‘Have you been vaccinated yet?’

Published July 20, 2021, 12:12 AM

by James Deakin

ONE FOR THE ROAD

 

James Deakin

Over the last couple of months, “Have you been vaccinated yet?” seems to have become the new “May-asawa/anak-ka-na-ba?” conversation starter of choice during get-togethers.

And while there’s nothing inherently wrong with either, the level of awkwardness or offense all comes down to the tone of the one asking. Because just like that one relative we try to avoid in family gatherings, I notice most people who ask are not necessarily asking out of concern, but for comparison or compliance. And that’s where it may start becoming counterproductive.

Don’t get me wrong. I support the vaccine program.  I have just had my first dose, and I believe it’s our fastest and safest way out of this Twilight Zone we now live in. But I can also appreciate that not everyone feels the same way. And if the goal is to get better compliance, we all should be more sensitive to how we frame the true value of this whole campaign rather than how to enforce it.

So here are a few random thoughts I wanted to share about the program.

Firstly, while promoting the vaccine through different influencer campaigns is a very effective tool in getting the message across, at this stage of the program, we need to be more sensitive to those who have registered and have been waiting to get one, but cannot.

Try and imagine how that feels. It comes across to them as aggressively promoting something that’s not readily available. You know, kinda like how our telcos keep advertising their unli data to new subscribers when those who are already subscribed can’t even get a stable connection or decent customer service when they have concerns.

So it feels like insult over injury when they see expensive ad campaigns with foreign endorsers telling more people to buy more of their services when they can’t even service the ones they already have.

The issue right now is not a lack  in demand; it’s a lack of supply. It’s coming, I know, and we are doing a better job than a lot of other countries, but we should temper the messaging to be in sync with that.

Also, while we are on it, can we be more conscious about asking people publicly about what brand they took. Again, while I’m sure the question is coming from a good place, it almost always ends up in a bad one because there’s really not many productive ways for that conversation to go.

Unless you have a direct source within one of these ‘preferred vaccine brands, it usually only ever goes the opposite way and creates remorse, envy, false pride, or worse, turns political. And for what?  It’s not like you can do anything with the information anyway if they took a “socially inferior” vaccine or were one of the lucky ones that got the branded one. You can’t un-jab them.

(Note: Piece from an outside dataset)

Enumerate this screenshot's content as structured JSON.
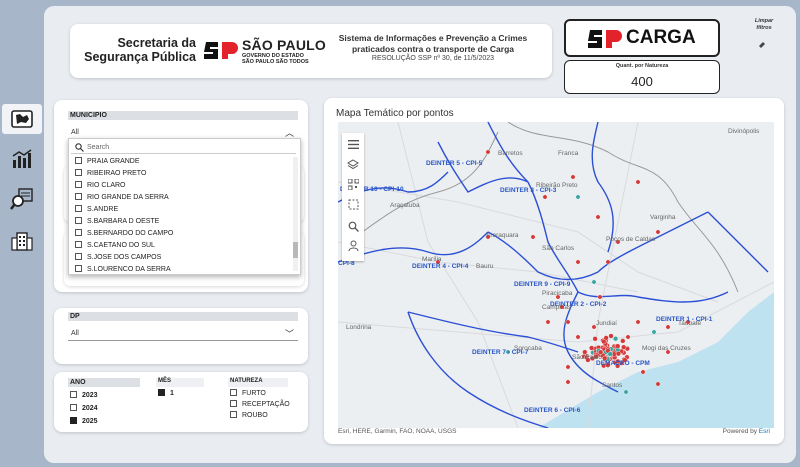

So treat the question like the “parang tumataba ka” comment. Even if you feel it’s true, the statement has zero value and an almost 100 percent chance of ending somewhere awkward or worse.

End of the day, unless it’s family or very close friends, it’s none of our business. If they want to tell you, they will. Just like if they want to have kids and get married, they will – for their reasons, not yours.

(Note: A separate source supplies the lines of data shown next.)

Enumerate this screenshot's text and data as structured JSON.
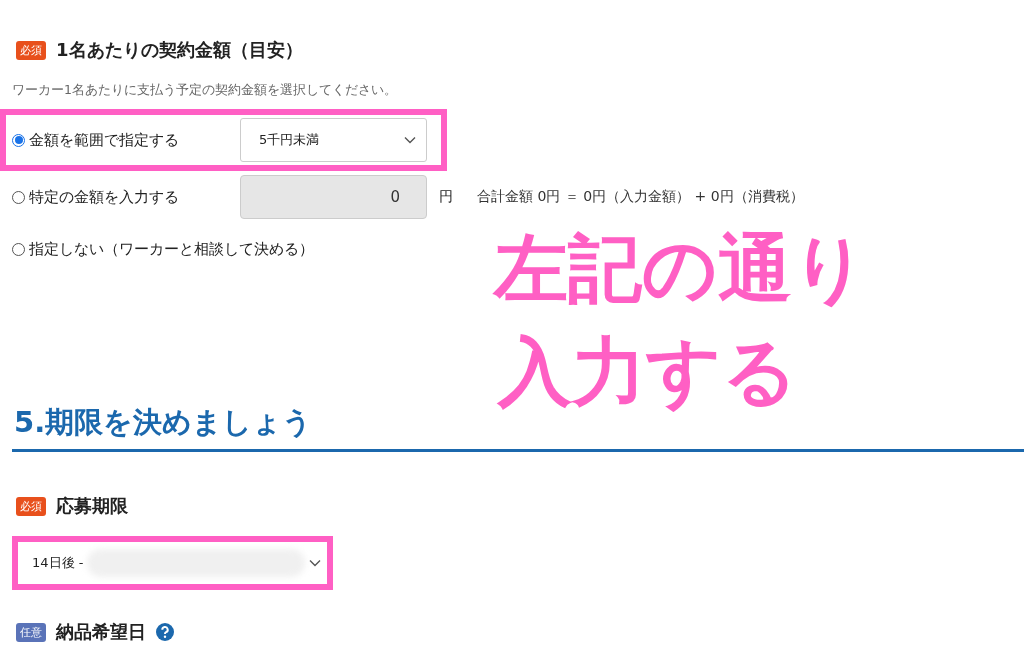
{
  "amount_section": {
    "badge": {
      "kind": "required",
      "label": "必須"
    },
    "title": "1名あたりの契約金額（目安）",
    "description": "ワーカー1名あたりに支払う予定の契約金額を選択してください。",
    "options": [
      {
        "kind": "select",
        "label": "金額を範囲で指定する",
        "selected": true,
        "highlighted": true,
        "value": "5千円未満"
      },
      {
        "kind": "input",
        "label": "特定の金額を入力する",
        "selected": false,
        "highlighted": false,
        "value": "0",
        "unit": "円",
        "total": "合計金額 0円 ＝ 0円（入力金額） + 0円（消費税）"
      },
      {
        "kind": "none",
        "label": "指定しない（ワーカーと相談して決める）",
        "selected": false,
        "highlighted": false
      }
    ]
  },
  "step_heading": "5.期限を決めましょう",
  "deadline": {
    "badge": {
      "kind": "required",
      "label": "必須"
    },
    "title": "応募期限",
    "value": "14日後 -",
    "highlighted": true
  },
  "delivery": {
    "badge": {
      "kind": "optional",
      "label": "任意"
    },
    "title": "納品希望日"
  },
  "annotation": {
    "lines": [
      "左記の通り",
      "入力する"
    ]
  }
}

Secondly, if the vaccines are really the ticket to freedom that we are told they are, then can we start giving back some of those freedoms to those who actually get vaccinated?

We could start by making face shields optional, and do away with those expensive RT-PCR tests and those utterly useless “contact tracing” forms at stores. That alone offers more incentive than the restaurant throwing in a free desert with your meal.

And it’s far more relevant. If we are trying to create some kind of club or movement here, just remember that you can’t sell memberships without privileges. Identify the privileges. And if they are substantial enough, watch them come rolling in.

This is not so much of an issue now, simply because we haven’t even vaccinated the shut-up-and-take-my-money crowd yet, but if we really want to reach herd immunity, we need to properly address the casuals and the skeptics and not just brand them as anti-vax and threaten them with ostracization.

It’s rarely ever that black and white. Almost everyone I hear from actually wants the vaccine, or is at least willing to be convinced, so let’s focus on communicating the risks versus benefits, and then let people make their own decisions based on that.